When you mentioned that the displacement of your W 123 240 D (newer version)
was 2376 cc, it confused me because that is neither the real displacement (2399
cc) nor the tax displacement (2350 cc). That was the tax displacement of the
older 240 D, but since you didn't mention it, I thought you had just made a
mistake in your car's real displacement. Then when you stated your method of
how the model numbers are arrived at, I thought you meant the real displacement
and not the tax displacement (since you never mentioned tax displacement in
your explanation). That is why I pointed out all those models whose
displacements are a few cubic centimeters over what the model number indicates
(e.g. the 4520 cc model 450) that according to you, by rounding up would give
model numbers MB does not use. For example, the 450 would be 460, the older 240
D at 2404 cc would be 250 D, etc. I thought you were referring to the real
displacement, not the tax displacement.
Now that you gave the longer explanation and that I see you used tax
displacement on purpose, I made my own calculations of real displacement and
tax displacement according to the Steureformel you gave me a few years ago. I
found that there are exceptions to both methods of naming models whether by
real or tax displacement. Whether you just round the real displacement up or
down to the nearest 100 cc or you round the tax displacement up to the nearest
100 cc, there are models that will not work.
Some model numbers do not work according to either method. They are exceptions
to the rule made on purpose by MB because MB wants a certain number on the
trunk lid. For example, the 5.8-liter V12 which is model S 600, the old 6.9
(both real and tax displ show 6.8), the current 1.8-liter models C 200, etc.
Some models do not work according to your method. For example the current 4.3
liter, with 4266 cc of real displacement and 4196 cc of tax displacement. It is
called 430 (according to real displacement) and not 420 (according to tax
There are also some exceptions to the real displacement rule that do work with
the tax displacement rule. For example, the 55 AMG models whose real displ is
5439 and Steuer 5401. According to my method, they should be 54 AMG models, but
according to yours they are 55 AMG as MB names them.
The problem is that with many models which do not work according to one of the
methods, you can defend the validity of your method by coming up with an
explanation as to why it's an exception. You did it with the 6.9. Here's one to
defend my method. The old M 110 DOHC inline-6 had a real displacement of 2746
cc and Steuer 2717 cc. According to my method it should have been model 270.
According to you it should be 280, which it was. This does not automatically
mean that the model number is based on the Steuer displ. The history of that
model number is that the old M 130 engine (2778 cc and Steuer 2748 cc) was
named correctly 280 according to both methods. MB reduced the cylinder bore 0.5
mm for the new M 110 engine. There had been many models named 280, e.g. 280 S,
280 SL, etc. MB simply wanted to keep the 280 designation and not switch to
270, so that the newer models would not seem inferior. Thus, they called the
models powered by the M 110 engine 280 also even if their model number system
is based on real displacement. This was simply and exception (like the 6.9).

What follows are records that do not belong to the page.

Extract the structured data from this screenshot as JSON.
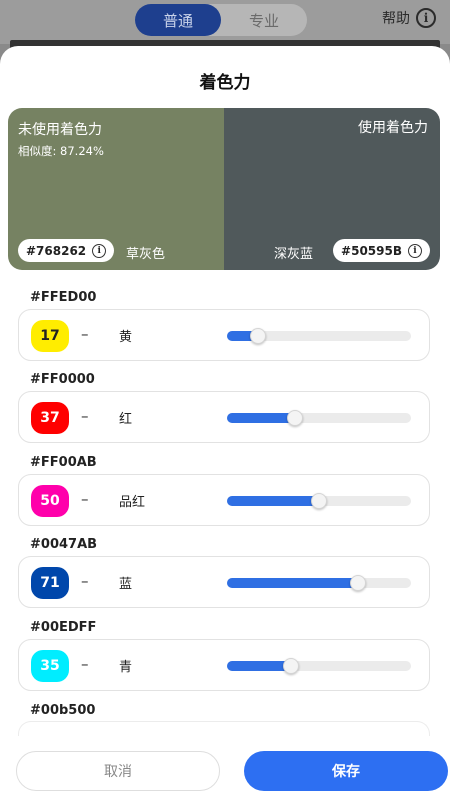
{
  "header": {
    "tabs": [
      {
        "label": "普通",
        "active": true
      },
      {
        "label": "专业",
        "active": false
      }
    ],
    "help_label": "帮助",
    "help_icon": "info-icon"
  },
  "sheet": {
    "title": "着色力",
    "compare": {
      "left_label": "未使用着色力",
      "similarity": "相似度: 87.24%",
      "left_hex": "#768262",
      "left_name": "草灰色",
      "left_color": "#768262",
      "right_label": "使用着色力",
      "right_hex": "#50595B",
      "right_name": "深灰蓝",
      "right_color": "#50595B"
    },
    "inks": [
      {
        "hex": "#FFED00",
        "value": "17",
        "dash": "–",
        "name": "黄",
        "color": "#FFED00",
        "text_color": "#222222",
        "level_fraction": 0.17
      },
      {
        "hex": "#FF0000",
        "value": "37",
        "dash": "–",
        "name": "红",
        "color": "#FF0000",
        "text_color": "#ffffff",
        "level_fraction": 0.37
      },
      {
        "hex": "#FF00AB",
        "value": "50",
        "dash": "–",
        "name": "品红",
        "color": "#FF00AB",
        "text_color": "#ffffff",
        "level_fraction": 0.5
      },
      {
        "hex": "#0047AB",
        "value": "71",
        "dash": "–",
        "name": "蓝",
        "color": "#0047AB",
        "text_color": "#ffffff",
        "level_fraction": 0.71
      },
      {
        "hex": "#00EDFF",
        "value": "35",
        "dash": "–",
        "name": "青",
        "color": "#00EDFF",
        "text_color": "#ffffff",
        "level_fraction": 0.35
      }
    ],
    "partial_ink_hex": "#00b500",
    "cancel_label": "取消",
    "save_label": "保存"
  },
  "colors": {
    "accent": "#2d6ff2"
  }
}
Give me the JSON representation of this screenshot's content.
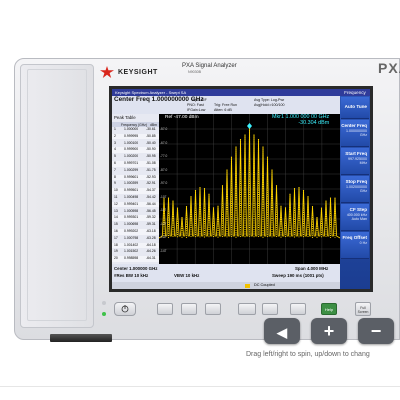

Overall, I realize that there are many more exceptions using my method than
yours, so it's very possible that you are correct.
Did you read anywhere that the method of naming the models is indeed based on
rounding up the Steuer displacement, or did you just figure it out by observing
the model numbers and comparing to the real and Steuer displacements?
Also, if you'd like my calculations of all the displacements going back to the
Mercedes and Benz merger, I'll email them to you directly.